Electrons take a phonon bath

In fundamental physics, it is relatively easy to describe the motion of a single moving particle, but it is much more challenging to develop a reliable theoretical description of a particle such as an electron moving in an environment where it interacts with many other particles. Now, Naoto Nagaosa and Andrey Mishchenko of the RIKEN Center for Emergent Matter Science with colleagues in Italy have succeeded in constructing a comprehensive and mathematically exact description of the movement of particles within such an interacting environment as a function of parameters such as temperature¹.

The movement of electrons in crystals is one of the defining characteristics of materials and determines their behavior in many practical applications. As electrons move through a crystal, they interact with surrounding atoms via atomic vibrations known as phonons. A particle moving in such a ‘phonon bath’ is known as a polaron (Fig. 1). “Polarons occur in almost every transport phenomenon in solids,” explains Nagaosa.

Despite their ubiquity, however, deriving a mathematical description of polarons has proved a challenge that has confounded even some of our most famous physicists. The problem is the difficulty of reducing the complexity of interactions that make up a polaron to a few basic simplifications. Although this strategy works well for many problems in physics, phonon systems are so complex they defy simplification. Consequently, previous approaches have been limited to approximations only.

In contrast, Nagaosa and his colleagues used mathematically exact computational methods without approximations to calculate results for specific scenarios. They then mapped the information gained from these calculations onto a two-dimensional ‘phase diagram’ of temperature versus strength of interaction between the electron and the surrounding phonon bath.

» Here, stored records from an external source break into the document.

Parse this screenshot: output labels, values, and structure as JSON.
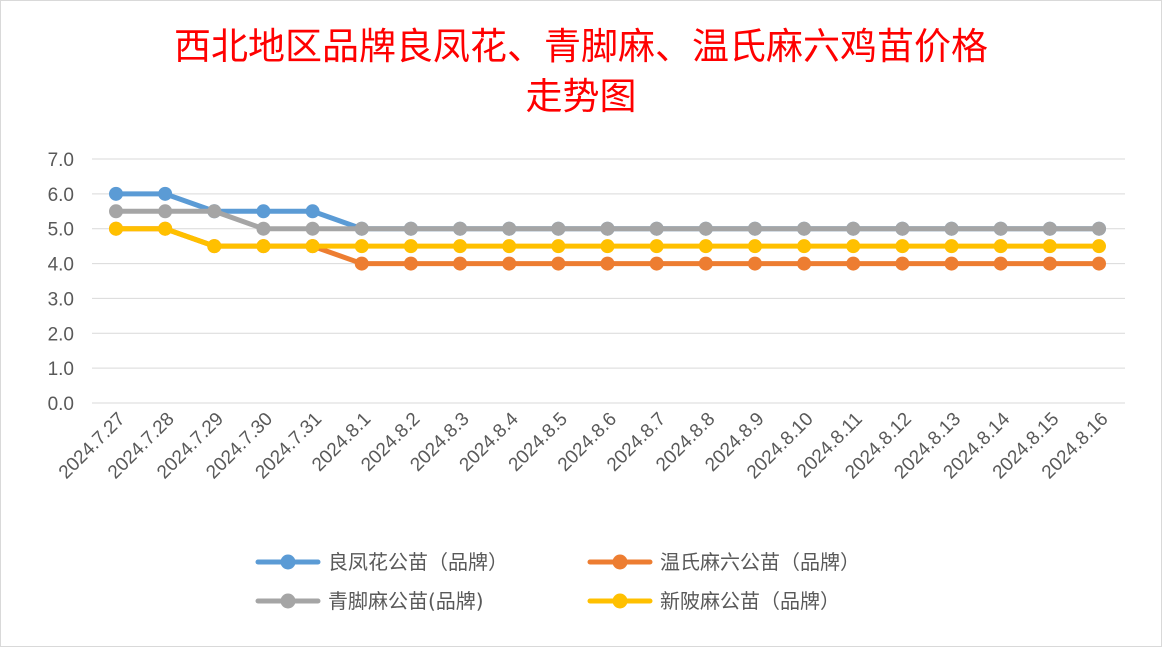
{
  "title": {
    "line1": "西北地区品牌良凤花、青脚麻、温氏麻六鸡苗价格",
    "line2": "走势图"
  },
  "chart_data": {
    "type": "line",
    "title": "西北地区品牌良凤花、青脚麻、温氏麻六鸡苗价格走势图",
    "xlabel": "",
    "ylabel": "",
    "ylim": [
      0,
      7
    ],
    "yticks": [
      "0.0",
      "1.0",
      "2.0",
      "3.0",
      "4.0",
      "5.0",
      "6.0",
      "7.0"
    ],
    "grid": true,
    "legend_position": "bottom",
    "categories": [
      "2024.7.27",
      "2024.7.28",
      "2024.7.29",
      "2024.7.30",
      "2024.7.31",
      "2024.8.1",
      "2024.8.2",
      "2024.8.3",
      "2024.8.4",
      "2024.8.5",
      "2024.8.6",
      "2024.8.7",
      "2024.8.8",
      "2024.8.9",
      "2024.8.10",
      "2024.8.11",
      "2024.8.12",
      "2024.8.13",
      "2024.8.14",
      "2024.8.15",
      "2024.8.16"
    ],
    "series": [
      {
        "name": "良凤花公苗（品牌）",
        "color": "#5b9bd5",
        "values": [
          6.0,
          6.0,
          5.5,
          5.5,
          5.5,
          5.0,
          5.0,
          5.0,
          5.0,
          5.0,
          5.0,
          5.0,
          5.0,
          5.0,
          5.0,
          5.0,
          5.0,
          5.0,
          5.0,
          5.0,
          5.0
        ]
      },
      {
        "name": "温氏麻六公苗（品牌）",
        "color": "#ed7d31",
        "values": [
          5.0,
          5.0,
          4.5,
          4.5,
          4.5,
          4.0,
          4.0,
          4.0,
          4.0,
          4.0,
          4.0,
          4.0,
          4.0,
          4.0,
          4.0,
          4.0,
          4.0,
          4.0,
          4.0,
          4.0,
          4.0
        ]
      },
      {
        "name": "青脚麻公苗(品牌)",
        "color": "#a5a5a5",
        "values": [
          5.5,
          5.5,
          5.5,
          5.0,
          5.0,
          5.0,
          5.0,
          5.0,
          5.0,
          5.0,
          5.0,
          5.0,
          5.0,
          5.0,
          5.0,
          5.0,
          5.0,
          5.0,
          5.0,
          5.0,
          5.0
        ]
      },
      {
        "name": "新陂麻公苗（品牌）",
        "color": "#ffc000",
        "values": [
          5.0,
          5.0,
          4.5,
          4.5,
          4.5,
          4.5,
          4.5,
          4.5,
          4.5,
          4.5,
          4.5,
          4.5,
          4.5,
          4.5,
          4.5,
          4.5,
          4.5,
          4.5,
          4.5,
          4.5,
          4.5
        ]
      }
    ],
    "draw_order": [
      1,
      0,
      2,
      3
    ]
  }
}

The phase diagram revealed a strong dependence of polaron transport on temperature and strength of interaction, with several distinct transport regimes that explain many of the observed fundamental properties of materials, such as the electrical conductivity of metals and semiconductors.

“The study of polarons and particularly polaron mobility is important for technology because polarons are carriers in many modern electronic devices,” says Mishchenko.

Although derived in general terms, the researchers’ calculations and the resultant phase diagram are so far limited to describing polarons in one dimension. Extending the theory to higher dimensions will allow a more realistic description of polaron behavior and could lead to a fundamental model that describes a broad range of important effects in materials, such as magnetism and superconductivity.